A great discussion of periodization. I think the only other thing that could do with being mentioned is that the same name can refer to slightly different time intervals depending on the 'type' of historian using it - thus economic historians will have slightly different notions of the Enlightenment to cultural historians, who will have slightly different notions to that of an historian of science. Of course, these will all overlap to a certain extent; but the historian of science may describe the Enlightenment as beginning with the publication of Newton's Philosophiae naturalis principia mathematica in 1687, while an economic historian may view the stock market crash of 1720 as the event defining the 'start' of the Enlightenment.

I am not sure that the 1960s in Spain is a good example. Maybe it should be "the 1960s arrived to Spain in the 1970s". -- Error

I am not sure where to put a history/background on the origins of periodization in the western tradition. Ive just tacked it on to the end rather than break the narrative by putting it up front. --Stbalbach 01:57, 30 Jan 2005 (UTC)

I made one change of a sentence that's been here since wrote it in 2002. See edit description. Universitytruth 22:57, 29 June 2006 (UTC)
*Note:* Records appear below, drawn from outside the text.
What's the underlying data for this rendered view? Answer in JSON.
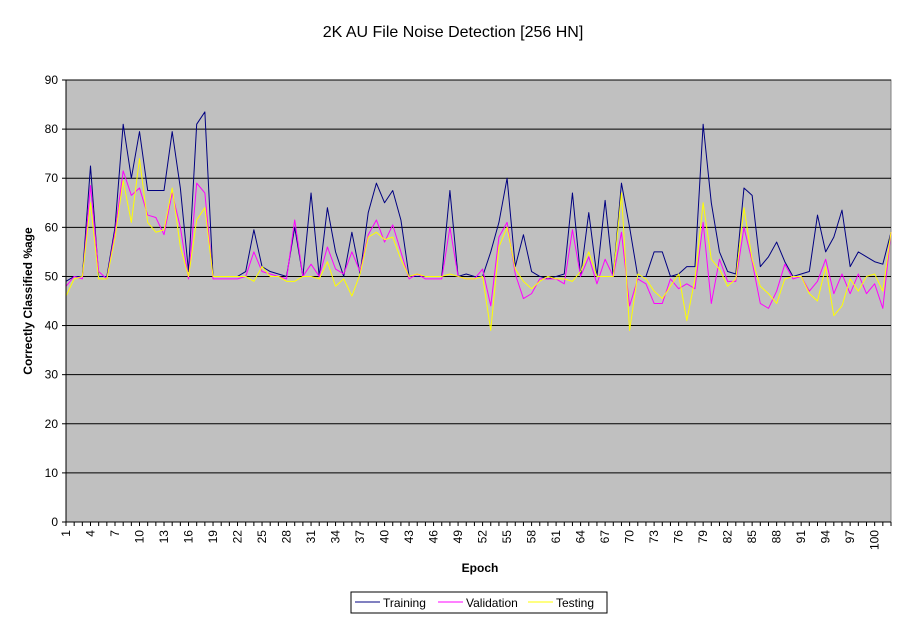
{
  "chart_data": {
    "type": "line",
    "title": "2K AU File Noise Detection [256 HN]",
    "xlabel": "Epoch",
    "ylabel": "Correctly Classified %age",
    "ylim": [
      0,
      90
    ],
    "yticks": [
      0,
      10,
      20,
      30,
      40,
      50,
      60,
      70,
      80,
      90
    ],
    "xticks": [
      1,
      4,
      7,
      10,
      13,
      16,
      19,
      22,
      25,
      28,
      31,
      34,
      37,
      40,
      43,
      46,
      49,
      52,
      55,
      58,
      61,
      64,
      67,
      70,
      73,
      76,
      79,
      82,
      85,
      88,
      91,
      94,
      97,
      100
    ],
    "x_start": 1,
    "x_end": 102,
    "grid": "horizontal",
    "plot_background": "#c0c0c0",
    "legend_position": "bottom-center",
    "series": [
      {
        "name": "Training",
        "color": "#000080",
        "values": [
          49,
          50,
          50,
          72.5,
          50,
          50,
          60,
          81,
          70,
          79.5,
          67.5,
          67.5,
          67.5,
          79.5,
          68,
          51,
          81,
          83.5,
          50,
          50,
          50,
          50,
          51,
          59.5,
          52,
          51,
          50.5,
          50,
          60,
          50,
          67,
          50,
          64,
          55,
          50,
          59,
          50.5,
          63,
          69,
          65,
          67.5,
          61.5,
          50,
          50,
          50,
          50,
          50,
          67.5,
          50,
          50.5,
          50,
          50,
          55,
          61,
          70,
          52,
          58.5,
          51,
          50,
          49.5,
          50,
          50.5,
          67,
          50,
          63,
          50,
          65.5,
          50,
          69,
          60,
          50,
          50,
          55,
          55,
          50,
          50.5,
          52,
          52,
          81,
          65,
          55,
          51,
          50.5,
          68,
          66.5,
          52,
          54,
          57,
          53,
          50,
          50.5,
          51,
          62.5,
          55,
          58,
          63.5,
          52,
          55,
          54,
          53,
          52.5,
          59
        ]
      },
      {
        "name": "Validation",
        "color": "#ff00ff",
        "values": [
          48,
          50,
          49.5,
          68.5,
          51,
          49.5,
          59,
          71.5,
          66.5,
          68,
          62.5,
          62,
          58.5,
          67,
          60,
          49.5,
          69,
          67,
          49.5,
          49.5,
          49.5,
          49.5,
          50,
          55,
          51,
          50.5,
          50,
          49.5,
          61.5,
          50,
          52.5,
          50,
          56,
          51.5,
          50.5,
          55,
          51,
          58.5,
          61.5,
          57,
          60.5,
          55,
          49.5,
          50.5,
          49.5,
          49.5,
          49.5,
          60,
          50,
          49.5,
          49.5,
          51.5,
          44,
          58,
          61,
          50.5,
          45.5,
          46.5,
          49.5,
          49.5,
          49.5,
          48.5,
          59.5,
          50,
          54,
          48.5,
          53.5,
          50,
          59,
          44,
          49.5,
          48.5,
          44.5,
          44.5,
          49.5,
          47.5,
          48.5,
          47.5,
          61,
          44.5,
          53.5,
          49,
          49,
          60,
          53,
          44.5,
          43.5,
          47,
          52.5,
          49.5,
          50,
          47,
          49,
          53.5,
          46.5,
          50.5,
          46.5,
          50.5,
          46.5,
          48.5,
          43.5,
          59
        ]
      },
      {
        "name": "Testing",
        "color": "#ffff00",
        "values": [
          46,
          49.5,
          50,
          65,
          49.5,
          49.5,
          58,
          69.5,
          61,
          74,
          61,
          59,
          59.5,
          68,
          56,
          50,
          61.5,
          64,
          50,
          50,
          50,
          50,
          50,
          49,
          52,
          50,
          50,
          49,
          49,
          50,
          50,
          49.5,
          53,
          48,
          49.5,
          46,
          50.5,
          58,
          59,
          57.5,
          58,
          53.5,
          50,
          50.5,
          50,
          50,
          50,
          50.5,
          50,
          49.5,
          49.5,
          50,
          39,
          56,
          60,
          51.5,
          49,
          47.5,
          49,
          50,
          49.5,
          49.5,
          49,
          51,
          55,
          50,
          50,
          50,
          67,
          39,
          50.5,
          49.5,
          47,
          45.5,
          48,
          50.5,
          41,
          49.5,
          65,
          53.5,
          51.5,
          48,
          49.5,
          64,
          53.5,
          48,
          46.5,
          44.5,
          49.5,
          50,
          50,
          46.5,
          45,
          52,
          42,
          44,
          49.5,
          47,
          50,
          50.5,
          47,
          59
        ]
      }
    ]
  }
}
Who coined the term "renaissance"?[edit]

It seems odd that the "The word 'Renaissance', meaning rebirth in French" was "created by an Italian poet...". Wikipedia's article, Renaissance, states that "Renaissance is a French word coined by French historian Jules Michelet..." in the 19th century. Do we have a source for the claim that Petrarch created the term? If so, perhaps Renaissance needs to be corrected. --Sergio1 08:03, 19 Apr 2005

He uses the word 'rebirth', but the did not claim to have identified a historical period called 'the rebirth' period. Likewises, Giorgio Vasari describes the 'rebirth' of the arts from Giotto to Michelangelo. He means that this happened over a distinct period of time, obviously, but it is not a period label as such. That label came about in the nineteenth century, as the "Renaissance" article says. People prior to the nineteenth century did not speak of a "Renaissance period", though they do talk about the rebirth, or revival of the arts. Paul B 15:40, 19 Apr 2005

According to the Oxford English Dictionary, it first appears in English in 1840 as an architectual term, supporting the Jules Michelet claim:

1840 T. A. TROLLOPE Summer in Brittany II. 234 That heaviest and least graceful of all possible styles, the ‘renaissance’ as the French choose to term it.
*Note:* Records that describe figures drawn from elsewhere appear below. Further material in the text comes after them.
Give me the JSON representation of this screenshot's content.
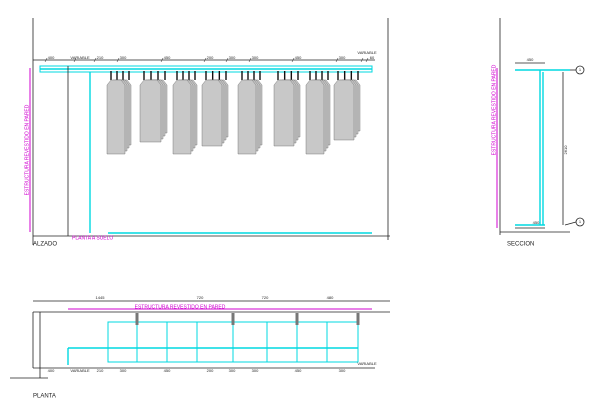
{
  "alzado": {
    "label": "ALZADO",
    "wall_label": "ESTRUCTURA REVESTIDO EN PARED",
    "floor_label": "PLANTA A SUELO",
    "dimensions": [
      "400",
      "VARIABLE",
      "210",
      "300",
      "450",
      "200",
      "300",
      "300",
      "450",
      "300",
      "VARIABLE",
      "60"
    ]
  },
  "seccion": {
    "label": "SECCION",
    "wall_label": "ESTRUCTURA REVESTIDO EN PARED",
    "top_dim": "450",
    "height_dim": "2610",
    "bottom_dim": "450",
    "callouts": [
      "1",
      "1"
    ]
  },
  "planta": {
    "label": "PLANTA",
    "wall_label": "ESTRUCTURA REVESTIDO EN PARED",
    "top_dims": [
      "1445",
      "720",
      "720",
      "480"
    ],
    "dimensions": [
      "400",
      "VARIABLE",
      "210",
      "300",
      "450",
      "200",
      "300",
      "300",
      "450",
      "300",
      "VARIABLE"
    ]
  }
}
However the Online Etymology Dictionary entry seems to support an "Old French" origin, but again, first appearence is 1840. I don't believe Petrarch coined the term (on Preview, what Paul B said), he created the concept, and thus is seen as the breakpoint when one can reasonably say the seeds or start of the Renaissance began, although his conception was limited to rebirth of Latin texts than the wider conception we know today. Stbalbach 15:43, 19 Apr 2005 (UTC)

"glittering granules in a darkened silo"?[edit]

Possible problems: unencyclopedic in tone (IMO); Possible plagarization - I'll wager a dozen donuts this was ripped verbatim from the introduction of a history texbook. Even if it's not, it seems more persuasive than factual. Foltor (talk) —Preceding undated comment added 07:10, 20 August 2009 (UTC).

Well you'll have to hand over your donuts, since much of this was written by me years ago. I haven't looked at it much sine then. In those days the modern wiki obssession with verifiabilty etc did not really exist and a more essay-like tone was accepted. However, some of this can certainly be sourced. Paul B (talk) 14:33, 20 August 2009 (UTC)
PS I deny absolutely writing the stuff about "glittering granules". I do have some standards! Paul B (talk) 14:39, 20 August 2009 (UTC)
Hah! I was going to discuss that precise sentence! I rephrased it, "Yet without named periods, however clumsy or imprecise, past time would be nothing more than scattered events without a framework to help us understand them."
Hope you think this works. If you don't, feedback or improvements welcome, of course, especially since this was a quick rewrite.